The summer months saw some signs of distress in the more esoteric corners of the market, notably corporate bonds and convertibles. The immediate problem was, not surprisingly the telecoms sector, where bond yields exploded and convertible prices collapsed. Despite this, an analysis of euro corporate bonds shows them matching bank issues and surging ahead of dollar issuance.
In an occasional paper published by Schroder Salomon Smith Barney, Graham Bishop says that although “All issue” volumes dropped in the second quarter, private corporate issuance in euro surged ahead, and was almost a fifth higher than corresponding dollar volumes. All issuance fell by 12% in the US dollar market and 20% in the Euro, but investors transferred E13bn to the Euro corporate sector compared with E11bn in dollar issues. Despite these drops, issuance of euro-denominated bonds was still up 22% year on year. Although the dollar issuance was swelled by US agency issuance, some E34bn of euro issuance was designed for domestic consumption.
Bishop says that although it is too early to confirm the trend, the euro is unquestionably establishing itself as on par with the dollar as a long-term financing currency. The arrival of the new currency in bank accounts next February may well accelerate that conception.
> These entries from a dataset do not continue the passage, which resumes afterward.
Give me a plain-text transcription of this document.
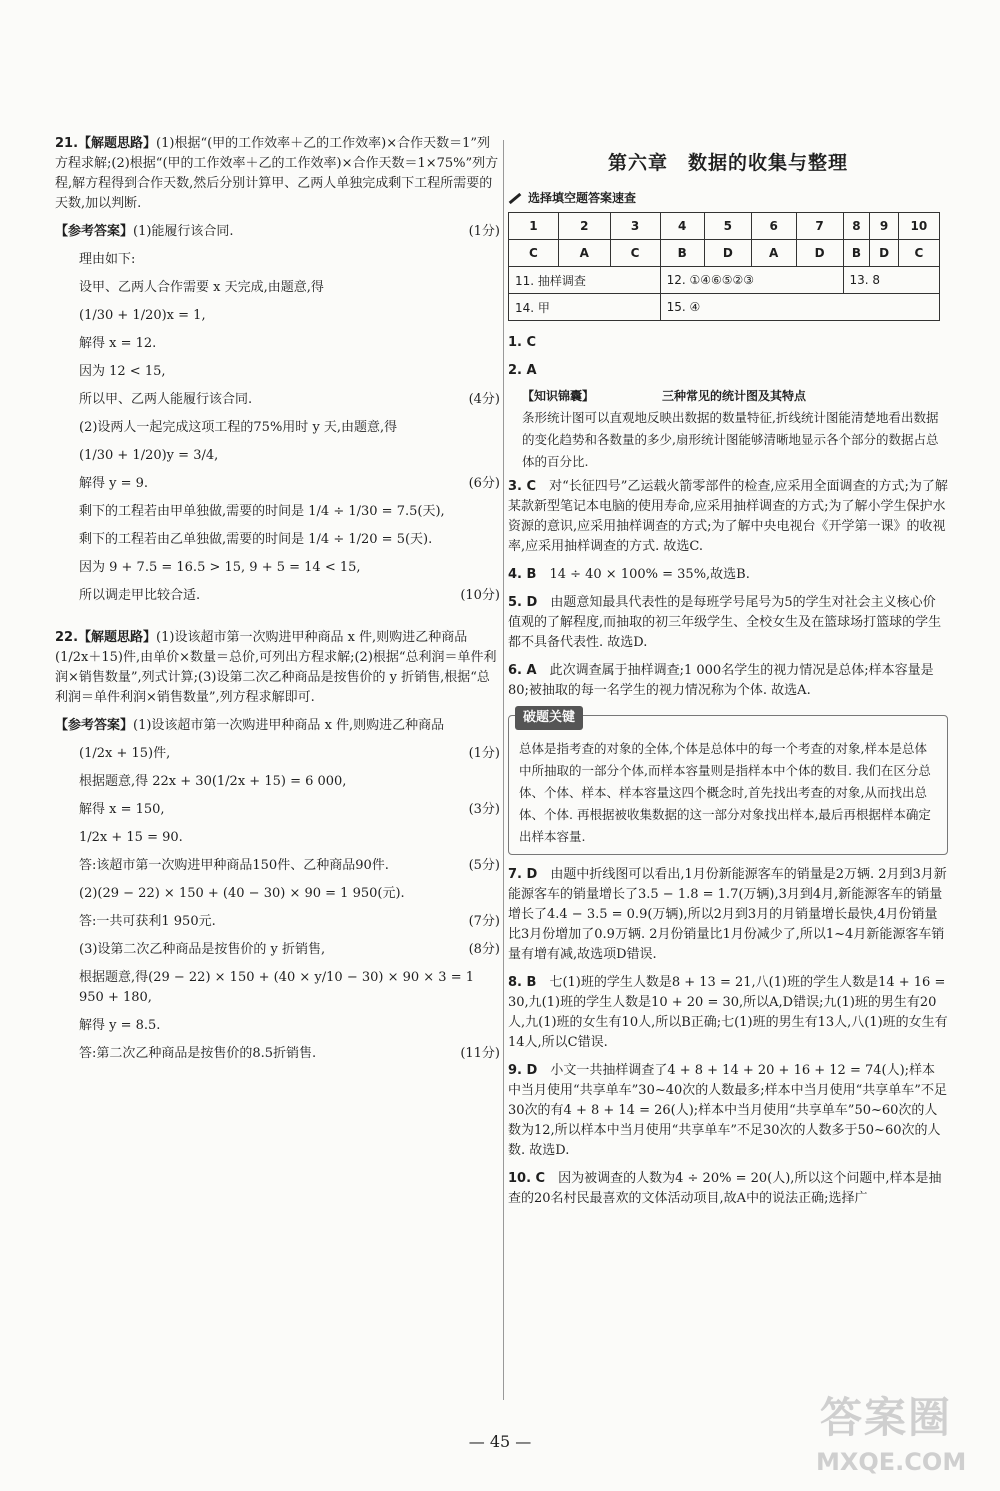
21.【解题思路】(1)根据“(甲的工作效率＋乙的工作效率)×合作天数＝1”列方程求解;(2)根据“(甲的工作效率＋乙的工作效率)×合作天数＝1×75%”列方程,解方程得到合作天数,然后分别计算甲、乙两人单独完成剩下工程所需要的天数,加以判断.
【参考答案】(1)能履行该合同.	(1分)
理由如下:
设甲、乙两人合作需要 x 天完成,由题意,得
(1/30 + 1/20)x = 1,
解得 x = 12.
因为 12 < 15,
所以甲、乙两人能履行该合同.	(4分)
(2)设两人一起完成这项工程的75%用时 y 天,由题意,得
(1/30 + 1/20)y = 3/4,
解得 y = 9.	(6分)
剩下的工程若由甲单独做,需要的时间是 1/4 ÷ 1/30 = 7.5(天),
剩下的工程若由乙单独做,需要的时间是 1/4 ÷ 1/20 = 5(天).
因为 9 + 7.5 = 16.5 > 15, 9 + 5 = 14 < 15,
所以调走甲比较合适.	(10分)
22.【解题思路】(1)设该超市第一次购进甲种商品 x 件,则购进乙种商品(1/2x＋15)件,由单价×数量＝总价,可列出方程求解;(2)根据“总利润＝单件利润×销售数量”,列式计算;(3)设第二次乙种商品是按售价的 y 折销售,根据“总利润＝单件利润×销售数量”,列方程求解即可.
【参考答案】(1)设该超市第一次购进甲种商品 x 件,则购进乙种商品
(1/2x + 15)件,	(1分)
根据题意,得 22x + 30(1/2x + 15) = 6 000,
解得 x = 150,	(3分)
1/2x + 15 = 90.
答:该超市第一次购进甲种商品150件、乙种商品90件.	(5分)
(2)(29 − 22) × 150 + (40 − 30) × 90 = 1 950(元).
答:一共可获利1 950元.	(7分)
(3)设第二次乙种商品是按售价的 y 折销售,	(8分)
根据题意,得(29 − 22) × 150 + (40 × y/10 − 30) × 90 × 3 = 1 950 + 180,
解得 y = 8.5.
答:第二次乙种商品是按售价的8.5折销售.	(11分)
第六章　数据的收集与整理
选择填空题答案速查
1	2	3	4	5	6	7	8	9	10
C	A	C	B	D	A	D	B	D	C
11. 抽样调查			12. ①④⑥⑤②③				13. 8		
14. 甲			15. ④						
1. C
2. A
【知识锦囊】	三种常见的统计图及其特点
条形统计图可以直观地反映出数据的数量特征,折线统计图能清楚地看出数据的变化趋势和各数量的多少,扇形统计图能够清晰地显示各个部分的数据占总体的百分比.
3. C　 对“长征四号”乙运载火箭零部件的检查,应采用全面调查的方式;为了解某款新型笔记本电脑的使用寿命,应采用抽样调查的方式;为了解小学生保护水资源的意识,应采用抽样调查的方式;为了解中央电视台《开学第一课》的收视率,应采用抽样调查的方式. 故选C.
4. B　 14 ÷ 40 × 100% = 35%,故选B.
5. D　 由题意知最具代表性的是每班学号尾号为5的学生对社会主义核心价值观的了解程度,而抽取的初三年级学生、全校女生及在篮球场打篮球的学生都不具备代表性. 故选D.
6. A　 此次调查属于抽样调查;1 000名学生的视力情况是总体;样本容量是80;被抽取的每一名学生的视力情况称为个体. 故选A.
破题关键
总体是指考查的对象的全体,个体是总体中的每一个考查的对象,样本是总体中所抽取的一部分个体,而样本容量则是指样本中个体的数目. 我们在区分总体、个体、样本、样本容量这四个概念时,首先找出考查的对象,从而找出总体、个体. 再根据被收集数据的这一部分对象找出样本,最后再根据样本确定出样本容量.
7. D　 由题中折线图可以看出,1月份新能源客车的销量是2万辆. 2月到3月新能源客车的销量增长了3.5 − 1.8 = 1.7(万辆),3月到4月,新能源客车的销量增长了4.4 − 3.5 = 0.9(万辆),所以2月到3月的月销量增长最快,4月份销量比3月份增加了0.9万辆. 2月份销量比1月份减少了,所以1~4月新能源客车销量有增有减,故选项D错误.
8. B　 七(1)班的学生人数是8 + 13 = 21,八(1)班的学生人数是14 + 16 = 30,九(1)班的学生人数是10 + 20 = 30,所以A,D错误;九(1)班的男生有20人,九(1)班的女生有10人,所以B正确;七(1)班的男生有13人,八(1)班的女生有14人,所以C错误.
9. D　 小文一共抽样调查了4 + 8 + 14 + 20 + 16 + 12 = 74(人);样本中当月使用“共享单车”30~40次的人数最多;样本中当月使用“共享单车”不足30次的有4 + 8 + 14 = 26(人);样本中当月使用“共享单车”50~60次的人数为12,所以样本中当月使用“共享单车”不足30次的人数多于50~60次的人数. 故选D.
10. C　 因为被调查的人数为4 ÷ 20% = 20(人),所以这个问题中,样本是抽查的20名村民最喜欢的文体活动项目,故A中的说法正确;选择广
— 45 —	答案圈
MXQE.COM
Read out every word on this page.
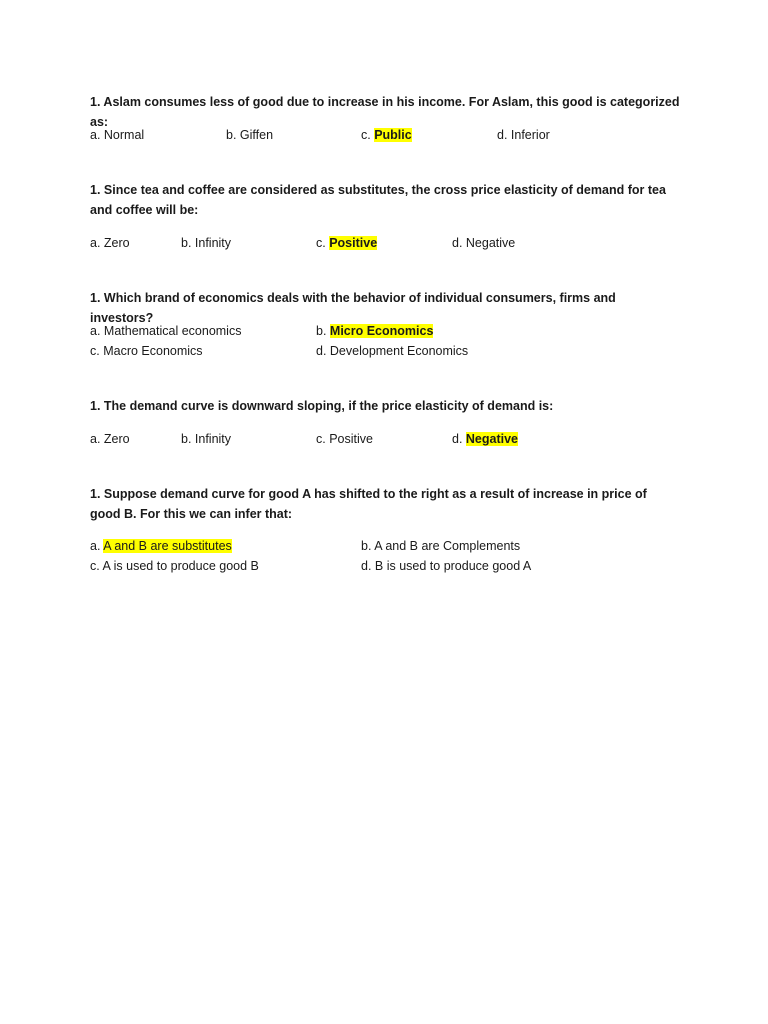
1. Aslam consumes less of good due to increase in his income. For Aslam, this good is categorized as:
a. Normal	b. Giffen	c. Public	d. Inferior
1. Since tea and coffee are considered as substitutes, the cross price elasticity of demand for tea and coffee will be:
a. Zero	b. Infinity	c. Positive	d. Negative
1. Which brand of economics deals with the behavior of individual consumers, firms and investors?
a. Mathematical economics	b. Micro Economics
c. Macro Economics	d. Development Economics
1. The demand curve is downward sloping, if the price elasticity of demand is:
a. Zero	b. Infinity	c. Positive	d. Negative
1. Suppose demand curve for good A has shifted to the right as a result of increase in price of good B. For this we can infer that:
a. A and B are substitutes	b. A and B are Complements
c. A is used to produce good B	d. B is used to produce good A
Even so, euro issuance has someway to go to overtake the dollar market, being just one-third the size of the dollar market.
One other point highlighted in the paper is the importance of the bond market to EU investors. Even when restricting a comparison with equities to “investible bonds” the latter market is 10% larger. If all long-term bonds are included investment in equities is dwarfed.
Although the public sector use of the euro issuance system has stagnated, with only two EU countries making issues, the extraordinary performance of the private sector continued. Volumes were up for the second consecutive quarter, and were 110% higher than the same period for the previous year. This meant private corporations raised virtually the same amount of cash as private banks, a significant milestone and of concern to the banking sector.
The telecoms sector was the largest issuing group at E9bn, but Bishop says that the distribution of issues was much broader than in previous quarters, including as it did autos, electronics, industrials and retailers. The geographical breakdown was also encouraging, with all bar two member states involved. The list also spread to North America, but beyond that market, representation was sparse.
The influence of the telecoms sector remains significant, however, funding as it does the enormous borrowing taken on by companies bidding for licences for the new generation of telephones and the remainder of the wireless business. Similarly the auto sector has seen credit deterioration forcing some borrowers to replace short-term borrowing with long-term funding. The euro-denominated high yield market also came under pressure from ailing telecom credits.
Although mergers and acquisitions have been a major driving force corporate bond issuance, Bishop’s paper suggests this is waning this year.